Polypharmacy has now become the rule rather than an exception and can be either appropriate
or inappropriate. In the UK, up to 11 per cent of unplanned hospital admissions are attributable
to medication-related adverse events, of which 70 per cent occur in elderly patients on multiple medicines. Around 50 per cent of these are deemed preventable.
Higher proportions of adults with multiple morbidities live in the most deprived communities; this is now an urgent public health challenge.
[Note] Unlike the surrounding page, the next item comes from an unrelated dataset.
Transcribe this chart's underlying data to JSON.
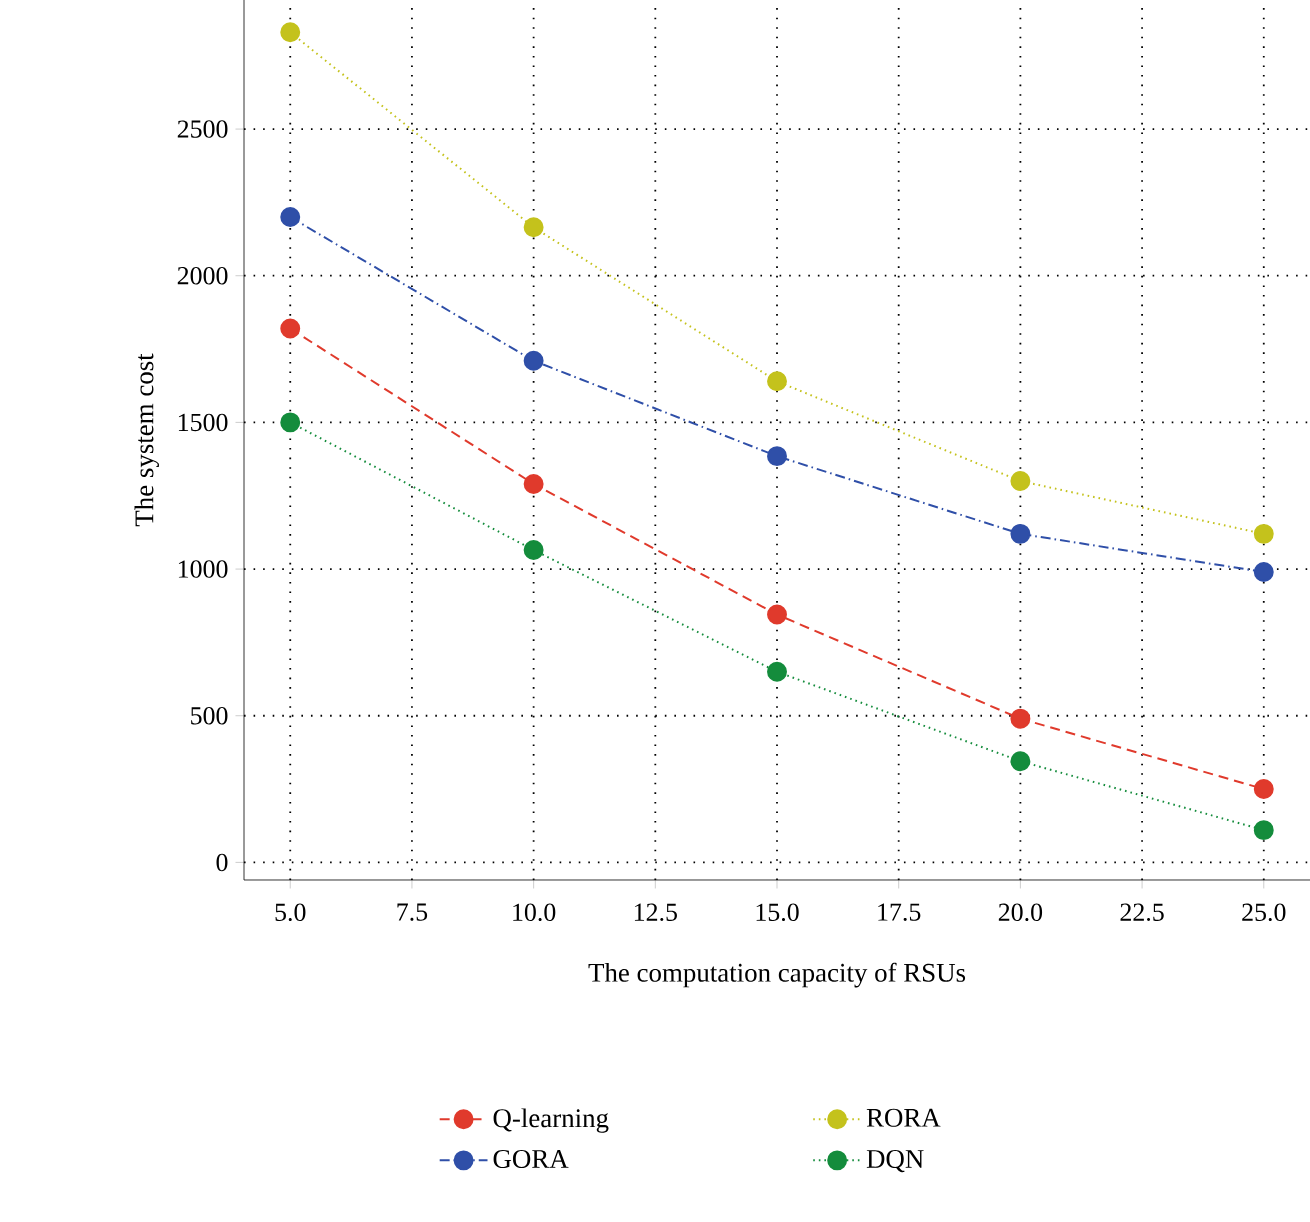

The NHS is addressing this by introducing policy to address inappropriate polypharmacy, the outcome of which may result in stopping some medicines or reducing the doses (deprescribing).
The UK is also working towards the World Health Organization (WHO) global patient safety challenge, Medication Without Harm, in which a key area identified as needing to be addressed is medication safety in polypharmacy.
Community pharmacists have not yet received their due regard as key players in detecting problematic polypharmacy, referring for prescribing review and providing post-review support for patients. This module will provide community pharmacists with the key tools needed to contribute to addressing and preventing avoidable harm through polypharmacy and to support their patients’ medicines use.